Members of the Trenton Residents Action Coalition (TRAC) recently submitted an ordinance to the city clerk which, if approved by the city council or the voters, would make the city keep an inventory of its vehicles and require some employees to give up their city-owned cars.
Acting business administrator Dennis Gonzalez created a plan to reduce the number of take-home vehicles to 24 from 67 after city council raised the issue of the fleet's cost last year.
Not counting police employees, 20 to 22 city workers now take their cars home, including eight department directors, four water-and-sewer employees, five fire department staffers, some inspectors and the mayor. Certain employees in the inspections, fire and police departments are given take-home vehicles during periods when they are on call for emergencies, Gonzalez said.

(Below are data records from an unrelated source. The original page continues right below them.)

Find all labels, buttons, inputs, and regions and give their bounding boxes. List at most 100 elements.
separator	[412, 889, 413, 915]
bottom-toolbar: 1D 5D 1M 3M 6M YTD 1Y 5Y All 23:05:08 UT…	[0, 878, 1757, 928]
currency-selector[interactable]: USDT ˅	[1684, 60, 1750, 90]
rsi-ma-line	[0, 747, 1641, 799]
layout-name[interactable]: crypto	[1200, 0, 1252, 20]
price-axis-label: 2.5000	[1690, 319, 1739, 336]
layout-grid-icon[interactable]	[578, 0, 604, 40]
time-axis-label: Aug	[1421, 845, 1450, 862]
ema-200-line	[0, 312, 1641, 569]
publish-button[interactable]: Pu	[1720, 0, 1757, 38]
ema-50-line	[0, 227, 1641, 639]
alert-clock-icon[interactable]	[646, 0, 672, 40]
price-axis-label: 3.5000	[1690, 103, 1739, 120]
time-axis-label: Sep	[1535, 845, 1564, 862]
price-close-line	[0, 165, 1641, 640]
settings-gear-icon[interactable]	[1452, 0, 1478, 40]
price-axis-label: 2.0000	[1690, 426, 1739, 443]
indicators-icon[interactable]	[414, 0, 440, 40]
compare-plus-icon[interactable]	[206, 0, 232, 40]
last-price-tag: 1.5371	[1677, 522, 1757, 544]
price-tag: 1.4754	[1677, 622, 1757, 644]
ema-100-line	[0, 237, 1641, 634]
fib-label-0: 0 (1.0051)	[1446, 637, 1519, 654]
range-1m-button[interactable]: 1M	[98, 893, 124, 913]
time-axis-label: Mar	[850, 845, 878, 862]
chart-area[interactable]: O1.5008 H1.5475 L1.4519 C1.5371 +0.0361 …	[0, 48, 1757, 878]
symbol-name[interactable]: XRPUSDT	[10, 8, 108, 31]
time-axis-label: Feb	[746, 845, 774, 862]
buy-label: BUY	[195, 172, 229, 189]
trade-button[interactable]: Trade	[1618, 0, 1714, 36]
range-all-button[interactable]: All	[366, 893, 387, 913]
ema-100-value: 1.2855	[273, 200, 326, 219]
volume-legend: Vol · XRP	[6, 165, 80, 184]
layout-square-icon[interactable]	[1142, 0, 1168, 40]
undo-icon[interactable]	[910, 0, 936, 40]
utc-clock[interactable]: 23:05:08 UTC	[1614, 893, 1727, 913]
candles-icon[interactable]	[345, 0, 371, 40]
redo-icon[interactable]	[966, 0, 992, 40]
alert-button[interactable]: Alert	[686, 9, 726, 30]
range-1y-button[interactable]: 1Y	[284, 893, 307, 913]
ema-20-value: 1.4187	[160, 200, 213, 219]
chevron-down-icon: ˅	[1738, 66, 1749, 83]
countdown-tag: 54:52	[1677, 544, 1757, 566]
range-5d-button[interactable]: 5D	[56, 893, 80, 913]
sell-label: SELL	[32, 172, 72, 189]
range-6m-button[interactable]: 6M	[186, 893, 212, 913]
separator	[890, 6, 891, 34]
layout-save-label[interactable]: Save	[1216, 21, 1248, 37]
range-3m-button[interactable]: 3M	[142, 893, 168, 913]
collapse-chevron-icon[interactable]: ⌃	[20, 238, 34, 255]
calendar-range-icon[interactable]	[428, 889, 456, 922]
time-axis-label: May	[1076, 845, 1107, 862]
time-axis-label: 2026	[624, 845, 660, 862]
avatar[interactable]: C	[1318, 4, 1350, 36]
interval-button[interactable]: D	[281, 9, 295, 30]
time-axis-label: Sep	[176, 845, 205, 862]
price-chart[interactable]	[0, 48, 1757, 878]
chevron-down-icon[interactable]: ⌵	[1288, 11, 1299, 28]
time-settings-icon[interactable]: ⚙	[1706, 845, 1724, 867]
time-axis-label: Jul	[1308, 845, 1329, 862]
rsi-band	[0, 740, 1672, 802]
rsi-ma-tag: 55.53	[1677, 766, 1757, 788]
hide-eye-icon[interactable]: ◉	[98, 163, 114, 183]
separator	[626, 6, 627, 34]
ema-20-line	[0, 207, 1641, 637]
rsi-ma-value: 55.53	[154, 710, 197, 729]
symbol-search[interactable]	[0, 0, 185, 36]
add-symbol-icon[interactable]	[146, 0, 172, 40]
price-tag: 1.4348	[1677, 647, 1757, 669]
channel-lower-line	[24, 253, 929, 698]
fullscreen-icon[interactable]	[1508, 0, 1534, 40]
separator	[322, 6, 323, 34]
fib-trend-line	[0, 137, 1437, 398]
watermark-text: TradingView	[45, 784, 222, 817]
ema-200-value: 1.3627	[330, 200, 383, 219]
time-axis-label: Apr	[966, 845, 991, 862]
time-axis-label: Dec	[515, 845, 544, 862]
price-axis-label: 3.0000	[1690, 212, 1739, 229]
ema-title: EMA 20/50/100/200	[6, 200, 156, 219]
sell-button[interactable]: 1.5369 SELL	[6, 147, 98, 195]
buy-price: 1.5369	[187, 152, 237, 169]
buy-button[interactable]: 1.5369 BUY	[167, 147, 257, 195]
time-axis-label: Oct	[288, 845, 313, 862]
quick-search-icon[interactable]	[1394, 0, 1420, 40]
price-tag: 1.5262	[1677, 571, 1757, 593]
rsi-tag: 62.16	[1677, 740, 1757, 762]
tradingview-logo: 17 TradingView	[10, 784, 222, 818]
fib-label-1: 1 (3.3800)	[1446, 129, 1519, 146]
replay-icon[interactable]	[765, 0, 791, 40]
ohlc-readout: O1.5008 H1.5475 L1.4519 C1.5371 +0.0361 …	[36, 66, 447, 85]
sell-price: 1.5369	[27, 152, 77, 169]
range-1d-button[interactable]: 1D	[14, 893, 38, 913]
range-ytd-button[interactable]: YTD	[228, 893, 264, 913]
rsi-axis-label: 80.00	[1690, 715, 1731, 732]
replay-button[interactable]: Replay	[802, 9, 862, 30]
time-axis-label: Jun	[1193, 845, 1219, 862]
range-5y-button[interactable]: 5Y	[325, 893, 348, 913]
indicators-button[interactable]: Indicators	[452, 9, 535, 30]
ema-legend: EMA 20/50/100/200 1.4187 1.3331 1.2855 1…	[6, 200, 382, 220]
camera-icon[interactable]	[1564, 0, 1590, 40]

Attorney George Dougherty, the author of the proposed ordinance, said his goal was to see the city not just reduce use of take-home vehicles, but to abandon the current system where employees drive to work in their personal car and then use a city vehicle during the day. Instead, an employee would use his own vehicle all day and submit mileage for reimbursement, which Dougherty contended would save the city the cost of employing staff to maintain its fleet.
Gonzalez would be responsible for requiring other employees to use their personal vehicles "on a cost-reimbursement basis."
Forester said TRAC submitted the proposed ordinance as a petition with more than 720 voter signatures. Council has the option of approving the ordinance first. If it does not, the measure could appear on the ballot during next May's council and mayoral election, reported the Times.